In a decisive move aimed at combating the growing retirement savings crisis, the UK government officially revived the landmark Pensions Commission on 21 July 2025. The commission, first convened in 2002 under Tony Blair and last active in 2005–06, is tasked with investigating why future retirees are projected to be financially worse off than current pensioners. With its final report due in 2027, the commission aims to build consensus on sustainable pension reform.
Alongside the commission’s relaunch, a legally required third review of the State Pension age has been launched. Work and Pensions Secretary Liz Kendall confirmed that while today's State Pension age remains at 66, it is scheduled to rise to 67 between 2026–27, and further adjustments up to 68 in the mid-2040s may be considered.
Both initiatives are urgent responses to serious trends: 45% of working-age adults are saving nothing into a pension, and private pension income for those retiring in 2050 is forecast to fall by 8% (£800 annually)
Why the Pensions Commission Was Revived
The revived commission will investigate systemic barriers that inhibit saving, particularly among the self-employed, low-paid workers, women, and ethnic minority groups.

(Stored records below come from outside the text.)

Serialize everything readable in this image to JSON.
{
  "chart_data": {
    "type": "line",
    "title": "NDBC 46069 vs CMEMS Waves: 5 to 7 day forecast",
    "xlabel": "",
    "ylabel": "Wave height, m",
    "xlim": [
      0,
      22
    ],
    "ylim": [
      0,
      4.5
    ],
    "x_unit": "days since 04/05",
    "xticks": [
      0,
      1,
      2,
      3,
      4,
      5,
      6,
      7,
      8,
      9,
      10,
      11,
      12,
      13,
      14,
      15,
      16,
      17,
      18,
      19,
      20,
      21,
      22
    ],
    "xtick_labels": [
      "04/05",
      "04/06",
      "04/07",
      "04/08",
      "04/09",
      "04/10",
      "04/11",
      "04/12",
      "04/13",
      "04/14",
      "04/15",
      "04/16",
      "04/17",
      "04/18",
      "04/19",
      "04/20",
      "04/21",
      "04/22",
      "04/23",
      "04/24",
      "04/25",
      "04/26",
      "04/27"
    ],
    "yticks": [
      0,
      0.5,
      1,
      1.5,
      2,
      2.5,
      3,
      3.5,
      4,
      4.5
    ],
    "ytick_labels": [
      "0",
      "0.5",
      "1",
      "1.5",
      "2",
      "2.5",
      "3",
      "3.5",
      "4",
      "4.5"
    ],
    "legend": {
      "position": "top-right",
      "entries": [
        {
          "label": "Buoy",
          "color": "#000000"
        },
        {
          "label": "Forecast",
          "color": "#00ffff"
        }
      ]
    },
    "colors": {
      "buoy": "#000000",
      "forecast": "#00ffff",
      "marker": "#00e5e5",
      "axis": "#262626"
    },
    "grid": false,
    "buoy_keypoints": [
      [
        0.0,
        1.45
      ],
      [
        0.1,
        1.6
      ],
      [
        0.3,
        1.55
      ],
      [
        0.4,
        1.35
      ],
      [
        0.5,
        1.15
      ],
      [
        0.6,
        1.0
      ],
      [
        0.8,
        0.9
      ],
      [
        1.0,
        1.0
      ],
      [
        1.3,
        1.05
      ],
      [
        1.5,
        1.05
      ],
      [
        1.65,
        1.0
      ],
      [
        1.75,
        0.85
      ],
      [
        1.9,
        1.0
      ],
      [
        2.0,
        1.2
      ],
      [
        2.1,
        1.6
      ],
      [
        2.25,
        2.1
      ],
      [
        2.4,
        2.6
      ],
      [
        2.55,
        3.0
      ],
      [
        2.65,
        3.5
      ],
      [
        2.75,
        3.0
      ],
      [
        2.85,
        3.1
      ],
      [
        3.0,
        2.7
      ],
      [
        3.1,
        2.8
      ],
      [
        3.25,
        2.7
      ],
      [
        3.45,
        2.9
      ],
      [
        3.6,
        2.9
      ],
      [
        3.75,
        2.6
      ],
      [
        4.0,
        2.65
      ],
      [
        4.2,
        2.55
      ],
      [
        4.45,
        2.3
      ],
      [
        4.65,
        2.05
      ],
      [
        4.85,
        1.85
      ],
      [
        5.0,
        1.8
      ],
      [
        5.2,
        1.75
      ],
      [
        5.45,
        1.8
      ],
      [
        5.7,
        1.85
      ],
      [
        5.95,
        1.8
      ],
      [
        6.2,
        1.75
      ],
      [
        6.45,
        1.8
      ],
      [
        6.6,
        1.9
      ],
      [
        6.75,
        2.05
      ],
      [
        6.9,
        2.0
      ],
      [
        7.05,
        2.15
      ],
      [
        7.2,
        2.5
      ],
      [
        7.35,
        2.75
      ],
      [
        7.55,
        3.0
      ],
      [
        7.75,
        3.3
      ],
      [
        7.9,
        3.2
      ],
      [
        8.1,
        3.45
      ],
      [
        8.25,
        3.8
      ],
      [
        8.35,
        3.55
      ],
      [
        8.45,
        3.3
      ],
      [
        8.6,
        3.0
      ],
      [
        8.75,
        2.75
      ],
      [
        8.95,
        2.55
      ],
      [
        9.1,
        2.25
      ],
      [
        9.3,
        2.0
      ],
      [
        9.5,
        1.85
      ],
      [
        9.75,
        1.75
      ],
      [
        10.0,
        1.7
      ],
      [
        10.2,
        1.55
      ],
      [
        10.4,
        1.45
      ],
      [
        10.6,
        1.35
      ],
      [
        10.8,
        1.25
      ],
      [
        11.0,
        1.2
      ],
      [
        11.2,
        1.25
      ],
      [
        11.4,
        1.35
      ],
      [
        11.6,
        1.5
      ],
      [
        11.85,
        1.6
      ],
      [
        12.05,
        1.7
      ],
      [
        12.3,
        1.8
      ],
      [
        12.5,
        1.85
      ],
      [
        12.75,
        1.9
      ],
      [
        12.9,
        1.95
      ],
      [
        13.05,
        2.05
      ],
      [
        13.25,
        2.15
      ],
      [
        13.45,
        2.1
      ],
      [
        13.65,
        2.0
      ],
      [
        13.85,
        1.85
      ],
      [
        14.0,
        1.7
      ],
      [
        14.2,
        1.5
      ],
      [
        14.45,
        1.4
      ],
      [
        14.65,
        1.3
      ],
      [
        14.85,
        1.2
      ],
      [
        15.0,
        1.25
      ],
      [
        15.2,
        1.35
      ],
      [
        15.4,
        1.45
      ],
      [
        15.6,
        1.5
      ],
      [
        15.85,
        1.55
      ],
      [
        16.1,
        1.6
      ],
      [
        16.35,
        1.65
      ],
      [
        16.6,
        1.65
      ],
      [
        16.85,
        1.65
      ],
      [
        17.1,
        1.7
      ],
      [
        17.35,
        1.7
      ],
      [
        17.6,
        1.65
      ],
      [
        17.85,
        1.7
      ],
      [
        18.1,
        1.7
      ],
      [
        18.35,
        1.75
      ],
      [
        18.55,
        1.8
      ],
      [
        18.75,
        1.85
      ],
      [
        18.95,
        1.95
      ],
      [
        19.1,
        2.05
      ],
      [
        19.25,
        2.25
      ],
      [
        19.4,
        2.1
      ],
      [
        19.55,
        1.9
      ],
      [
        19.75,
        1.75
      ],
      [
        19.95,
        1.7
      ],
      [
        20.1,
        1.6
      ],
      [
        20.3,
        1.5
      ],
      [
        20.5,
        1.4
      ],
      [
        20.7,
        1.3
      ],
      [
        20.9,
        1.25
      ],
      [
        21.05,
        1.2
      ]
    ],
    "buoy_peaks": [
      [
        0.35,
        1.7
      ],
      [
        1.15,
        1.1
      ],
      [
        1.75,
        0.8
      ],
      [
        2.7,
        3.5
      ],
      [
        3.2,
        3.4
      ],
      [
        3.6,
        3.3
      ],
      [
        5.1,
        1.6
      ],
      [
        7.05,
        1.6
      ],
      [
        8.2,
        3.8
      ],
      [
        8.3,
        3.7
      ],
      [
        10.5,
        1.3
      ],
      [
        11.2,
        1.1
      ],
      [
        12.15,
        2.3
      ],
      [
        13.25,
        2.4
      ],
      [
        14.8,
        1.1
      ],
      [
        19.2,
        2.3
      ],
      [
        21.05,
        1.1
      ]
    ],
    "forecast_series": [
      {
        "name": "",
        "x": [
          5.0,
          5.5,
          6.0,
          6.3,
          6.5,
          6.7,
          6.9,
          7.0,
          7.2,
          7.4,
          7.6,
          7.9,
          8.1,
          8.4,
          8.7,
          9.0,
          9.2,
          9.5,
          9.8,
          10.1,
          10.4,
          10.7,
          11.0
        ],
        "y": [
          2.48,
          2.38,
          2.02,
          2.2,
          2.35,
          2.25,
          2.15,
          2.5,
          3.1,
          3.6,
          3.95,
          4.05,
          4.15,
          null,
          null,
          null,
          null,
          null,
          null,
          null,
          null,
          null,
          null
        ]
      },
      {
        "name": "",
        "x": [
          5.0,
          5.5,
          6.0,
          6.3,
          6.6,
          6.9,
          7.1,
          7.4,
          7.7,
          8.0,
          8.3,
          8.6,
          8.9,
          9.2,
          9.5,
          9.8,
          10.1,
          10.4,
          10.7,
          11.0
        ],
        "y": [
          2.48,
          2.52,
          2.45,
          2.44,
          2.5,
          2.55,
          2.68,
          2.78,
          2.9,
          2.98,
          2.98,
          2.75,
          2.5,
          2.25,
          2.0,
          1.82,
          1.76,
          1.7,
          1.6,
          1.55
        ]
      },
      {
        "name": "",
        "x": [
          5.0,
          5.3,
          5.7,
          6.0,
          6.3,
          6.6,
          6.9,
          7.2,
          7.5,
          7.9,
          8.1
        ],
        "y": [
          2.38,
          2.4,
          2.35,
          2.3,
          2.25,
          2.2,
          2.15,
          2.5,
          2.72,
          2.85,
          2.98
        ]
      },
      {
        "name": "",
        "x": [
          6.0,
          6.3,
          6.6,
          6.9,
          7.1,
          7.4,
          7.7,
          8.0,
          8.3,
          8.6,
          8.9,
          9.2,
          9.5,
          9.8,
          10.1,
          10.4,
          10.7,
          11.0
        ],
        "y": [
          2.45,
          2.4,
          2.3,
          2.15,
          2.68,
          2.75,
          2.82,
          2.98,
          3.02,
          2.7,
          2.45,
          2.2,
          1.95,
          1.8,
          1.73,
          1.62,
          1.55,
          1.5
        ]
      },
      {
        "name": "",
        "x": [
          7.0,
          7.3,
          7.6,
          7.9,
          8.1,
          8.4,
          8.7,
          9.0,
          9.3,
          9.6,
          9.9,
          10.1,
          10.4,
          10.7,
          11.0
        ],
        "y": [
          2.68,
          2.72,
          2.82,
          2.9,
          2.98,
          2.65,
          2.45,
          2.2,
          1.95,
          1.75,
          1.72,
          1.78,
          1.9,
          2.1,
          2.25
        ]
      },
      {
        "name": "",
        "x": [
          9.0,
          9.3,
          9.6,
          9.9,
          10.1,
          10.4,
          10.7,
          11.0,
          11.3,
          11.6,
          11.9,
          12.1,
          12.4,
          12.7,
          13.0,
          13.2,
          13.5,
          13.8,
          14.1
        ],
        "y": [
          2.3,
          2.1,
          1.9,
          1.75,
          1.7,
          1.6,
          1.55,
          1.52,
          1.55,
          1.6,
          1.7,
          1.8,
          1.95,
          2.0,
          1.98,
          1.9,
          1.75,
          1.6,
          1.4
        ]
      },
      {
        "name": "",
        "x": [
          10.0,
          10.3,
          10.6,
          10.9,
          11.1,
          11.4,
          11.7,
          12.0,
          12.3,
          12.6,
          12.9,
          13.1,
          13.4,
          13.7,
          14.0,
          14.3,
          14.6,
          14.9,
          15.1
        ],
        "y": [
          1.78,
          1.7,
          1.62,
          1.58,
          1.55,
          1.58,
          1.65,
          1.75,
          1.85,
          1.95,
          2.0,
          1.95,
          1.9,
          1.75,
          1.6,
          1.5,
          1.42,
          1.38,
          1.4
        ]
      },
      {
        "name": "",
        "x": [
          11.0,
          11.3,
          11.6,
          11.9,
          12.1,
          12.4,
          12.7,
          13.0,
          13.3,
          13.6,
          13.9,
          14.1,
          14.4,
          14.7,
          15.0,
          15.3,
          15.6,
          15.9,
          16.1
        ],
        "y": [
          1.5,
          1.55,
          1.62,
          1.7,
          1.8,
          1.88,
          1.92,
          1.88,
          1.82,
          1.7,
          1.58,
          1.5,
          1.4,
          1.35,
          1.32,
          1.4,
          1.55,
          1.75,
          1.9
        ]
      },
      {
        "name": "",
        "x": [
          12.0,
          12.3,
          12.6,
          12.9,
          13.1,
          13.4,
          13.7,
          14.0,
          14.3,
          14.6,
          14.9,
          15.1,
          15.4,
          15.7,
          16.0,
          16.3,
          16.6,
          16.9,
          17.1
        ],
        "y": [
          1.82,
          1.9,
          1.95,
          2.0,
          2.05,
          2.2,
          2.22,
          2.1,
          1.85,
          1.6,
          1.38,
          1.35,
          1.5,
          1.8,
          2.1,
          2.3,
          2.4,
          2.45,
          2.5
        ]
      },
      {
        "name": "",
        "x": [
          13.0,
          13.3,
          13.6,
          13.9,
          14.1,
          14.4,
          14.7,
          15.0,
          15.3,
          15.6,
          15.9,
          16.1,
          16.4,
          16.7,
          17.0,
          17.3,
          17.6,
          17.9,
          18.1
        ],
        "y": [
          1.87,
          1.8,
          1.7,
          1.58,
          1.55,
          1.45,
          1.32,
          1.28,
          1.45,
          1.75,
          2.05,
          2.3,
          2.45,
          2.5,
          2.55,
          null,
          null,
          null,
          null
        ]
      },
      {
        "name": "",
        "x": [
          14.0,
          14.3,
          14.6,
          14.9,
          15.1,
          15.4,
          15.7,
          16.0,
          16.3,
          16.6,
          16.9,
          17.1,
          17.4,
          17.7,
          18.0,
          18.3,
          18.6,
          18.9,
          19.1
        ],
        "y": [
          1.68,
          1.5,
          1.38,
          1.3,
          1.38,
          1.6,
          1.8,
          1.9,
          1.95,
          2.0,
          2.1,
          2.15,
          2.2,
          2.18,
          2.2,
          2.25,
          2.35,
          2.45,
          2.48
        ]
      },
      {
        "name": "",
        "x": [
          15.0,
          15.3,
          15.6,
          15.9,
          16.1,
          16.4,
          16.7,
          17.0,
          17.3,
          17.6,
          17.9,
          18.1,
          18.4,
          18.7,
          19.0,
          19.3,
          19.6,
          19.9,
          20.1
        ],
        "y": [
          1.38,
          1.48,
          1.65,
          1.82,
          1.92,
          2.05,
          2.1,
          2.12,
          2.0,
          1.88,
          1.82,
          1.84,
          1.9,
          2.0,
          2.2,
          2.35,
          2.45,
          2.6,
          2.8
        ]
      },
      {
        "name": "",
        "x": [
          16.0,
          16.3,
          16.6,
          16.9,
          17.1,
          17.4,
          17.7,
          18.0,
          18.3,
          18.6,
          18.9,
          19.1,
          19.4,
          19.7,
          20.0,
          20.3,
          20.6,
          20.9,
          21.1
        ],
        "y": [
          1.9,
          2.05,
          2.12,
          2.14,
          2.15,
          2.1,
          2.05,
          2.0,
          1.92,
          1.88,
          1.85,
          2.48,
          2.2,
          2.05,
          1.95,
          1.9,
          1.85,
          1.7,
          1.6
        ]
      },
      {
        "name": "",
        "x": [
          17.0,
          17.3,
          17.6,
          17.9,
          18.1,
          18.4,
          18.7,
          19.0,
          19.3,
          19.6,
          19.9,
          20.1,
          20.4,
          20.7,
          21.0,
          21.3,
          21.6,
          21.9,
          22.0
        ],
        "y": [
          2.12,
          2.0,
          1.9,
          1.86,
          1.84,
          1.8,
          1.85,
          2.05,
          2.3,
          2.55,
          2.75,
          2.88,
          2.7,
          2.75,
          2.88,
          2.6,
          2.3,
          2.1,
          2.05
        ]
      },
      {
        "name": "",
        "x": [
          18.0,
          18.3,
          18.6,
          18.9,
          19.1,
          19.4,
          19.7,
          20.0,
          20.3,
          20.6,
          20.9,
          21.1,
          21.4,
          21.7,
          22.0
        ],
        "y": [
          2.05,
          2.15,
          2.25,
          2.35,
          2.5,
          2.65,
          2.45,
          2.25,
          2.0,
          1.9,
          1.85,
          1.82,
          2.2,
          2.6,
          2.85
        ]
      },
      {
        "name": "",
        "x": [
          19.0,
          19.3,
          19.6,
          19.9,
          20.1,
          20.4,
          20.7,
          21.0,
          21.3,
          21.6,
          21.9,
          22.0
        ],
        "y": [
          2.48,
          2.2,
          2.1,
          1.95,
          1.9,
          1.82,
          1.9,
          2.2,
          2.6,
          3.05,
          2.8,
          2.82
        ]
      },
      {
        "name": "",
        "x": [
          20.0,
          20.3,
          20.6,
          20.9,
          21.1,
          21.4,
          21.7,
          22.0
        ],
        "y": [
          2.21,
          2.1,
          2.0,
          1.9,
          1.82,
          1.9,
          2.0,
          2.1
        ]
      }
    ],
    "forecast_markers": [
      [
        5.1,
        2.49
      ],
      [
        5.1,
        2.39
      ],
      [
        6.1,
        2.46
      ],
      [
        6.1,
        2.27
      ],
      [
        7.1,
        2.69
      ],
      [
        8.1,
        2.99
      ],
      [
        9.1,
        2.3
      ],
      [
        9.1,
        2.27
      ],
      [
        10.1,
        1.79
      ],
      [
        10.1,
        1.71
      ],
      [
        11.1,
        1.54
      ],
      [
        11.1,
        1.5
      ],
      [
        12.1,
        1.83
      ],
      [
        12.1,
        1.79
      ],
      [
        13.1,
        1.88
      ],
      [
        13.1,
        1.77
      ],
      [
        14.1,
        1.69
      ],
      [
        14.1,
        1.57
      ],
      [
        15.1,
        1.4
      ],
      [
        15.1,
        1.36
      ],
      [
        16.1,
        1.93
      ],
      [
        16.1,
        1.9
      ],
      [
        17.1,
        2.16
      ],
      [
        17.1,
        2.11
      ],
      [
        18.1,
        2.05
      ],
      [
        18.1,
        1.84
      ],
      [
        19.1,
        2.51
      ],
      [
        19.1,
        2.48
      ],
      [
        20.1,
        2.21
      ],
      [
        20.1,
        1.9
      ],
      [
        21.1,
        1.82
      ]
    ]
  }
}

Its mandate includes exploring solutions like expanding auto‑enrolment eligibility, potential contribution increases post‑2029, and broader policy changes beyond pensions. With major income declines anticipated, the commission aims to secure retirement incomes.
State Pension Age Under Scrutiny
The State Pension age review, mandated every six years, will assess current thresholds based on life expectancy, generational equity, and international benchmarks. It mandates two independent reports: one led by Dr Suzy Morrissey on pension age factors and another by the Government Actuary’s Department evaluating life‑to‑retirement ratios
Pensions Commission Composition & Timeline
The new commission includes Baroness Jeannie Drake, Sir Ian Cheshire, and Professor Nick Pearce. It will work with industry bodies like the CBI and TUC and deliver its final recommendations by 2027. Politicians, businesses, and unions describe the commission as a “vital step forward” addressing deep inequalities and saving shortfalls
A Crisis in Savings Participation
Current figures are alarming: nearly 15 million people are undersaving, including over 3 million self-employed, 75% of low‑paid workers, and only 25% of Pakistani/Bangladeshi households contribute to pensions. Around 45% of working-age adults are not contributing at all
Gender Pension Gap & Wealth Disparities
There is a stark 48% disparity in private pension wealth: women nearing retirement expect around £5,000 less annually than men, roughly “just over £100/week” vs “just over £200/week”. Groups including women, BME communities, disabled workers, and the self-employed disproportionately face pension exclusion
Conclusion
The UK government’s revival of the Pensions Commission and the launch of a State Pension age review mark a pivotal moment in the battle against a looming retirement income crisis. With startling data, such as 45% of working adults not saving and women facing a 48% pension wealth gap, the scale of the challenge is clear.
The commission, utilising respected figures like Baroness Jeannie Drake, Sir Ian Cheshire, and Professor Nick Pearce, is set to examine systemic barriers and propose solutions extending beyond this parliament. Backed by strong stakeholder support across government, business, and unions, the initiative aims to reform pensions via auto‑enrolment expansion, targeted contribution increases, and wider social policy changes.
As the commission works toward its 2027 report, its success will depend on delivering strategic, phased reforms that ensure fairness and sustainability, keeping future retirees, especially the vulnerable, financially secure.